Noch nicht ganz vorbei, aber insgesamt war es eine unglaubliche Erfahrung, und trotz des abrupten Endes sind wir sehr froh, dass wir es gewagt haben. Ich persönlich habe sehr viel aus dieser Zeit mitgenommen und mache mir etwas Sorgen, dass das alles verloren geht, wenn wir in den anstrengenden Alltag Israels zurückkehren – früh ins Bett gehen, gesund essen, Sport treiben, meditieren, nicht rauchen. All die Dinge, die auf meinen Ziellisten der letzten zehn Jahre standen, haben sich von selbst erledigt, als ich Freizeit hatte. Jetzt muss ich hart daran arbeiten, sie beizubehalten. Aber darüber hinaus hoffe ich vor allem, dass ich mir die Klarheit meiner Gedanken, die Leichtigkeit und die Entspannung, die ich hier erlebt habe, bewahren kann.

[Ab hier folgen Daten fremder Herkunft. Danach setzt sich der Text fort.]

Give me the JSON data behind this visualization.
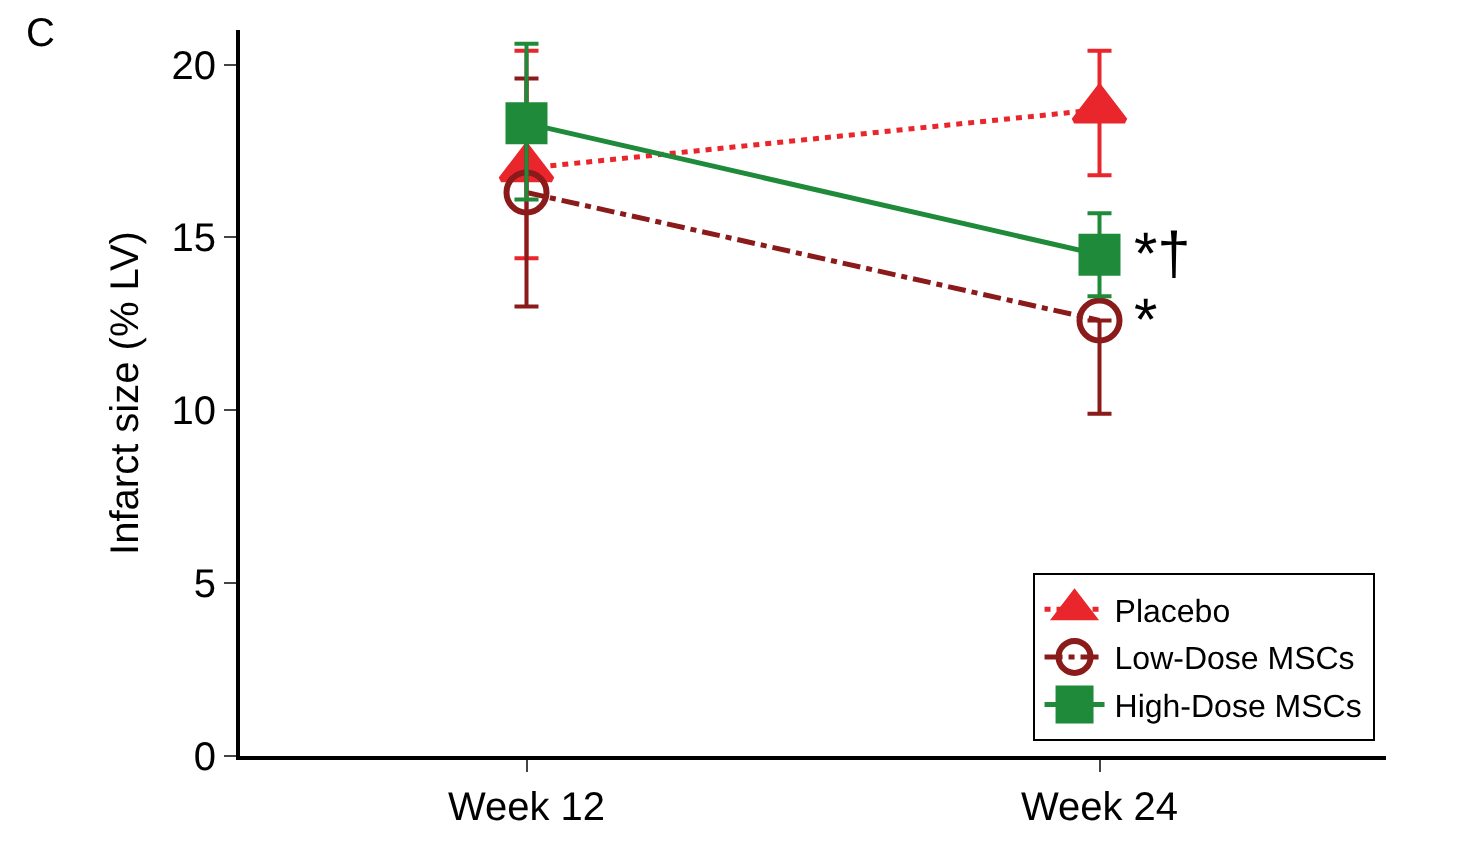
{
  "chart_data": {
    "type": "line",
    "title": "C",
    "ylabel": "Infarct size (% LV)",
    "categories": [
      "Week 12",
      "Week 24"
    ],
    "ylim": [
      0,
      21
    ],
    "yticks": [
      0,
      5,
      10,
      15,
      20
    ],
    "grid": false,
    "legend": "bottom right",
    "series": [
      {
        "name": "Placebo",
        "color": "#e8262b",
        "values": [
          17.0,
          18.7
        ],
        "errors": [
          [
            14.4,
            20.4
          ],
          [
            16.8,
            20.4
          ]
        ],
        "marker": "triangle",
        "line_style": "dotted"
      },
      {
        "name": "Low-Dose MSCs",
        "color": "#8b1a1a",
        "values": [
          16.3,
          12.6
        ],
        "errors": [
          [
            13.0,
            19.6
          ],
          [
            9.9,
            12.6
          ]
        ],
        "marker": "circle",
        "line_style": "dashdot"
      },
      {
        "name": "High-Dose MSCs",
        "color": "#1e8a3a",
        "values": [
          18.3,
          14.5
        ],
        "errors": [
          [
            16.1,
            20.6
          ],
          [
            13.3,
            15.7
          ]
        ],
        "marker": "square",
        "line_style": "solid"
      }
    ],
    "annotations": [
      {
        "text": "*†",
        "x": "Week 24",
        "y": 14.5
      },
      {
        "text": "*",
        "x": "Week 24",
        "y": 12.6
      }
    ]
  }
}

Es ist schon komisch, wie sich die Sehnsucht nach Israel von einem Tag auf den anderen in die Sehnsucht nach dem See, dem Workshop, David, dem Yogalehrer, der endlosen Natur und der Trennung von all den Dingen verwandelt hat, die ich hier erreichen wollte und die nun nicht mehr möglich sein werden.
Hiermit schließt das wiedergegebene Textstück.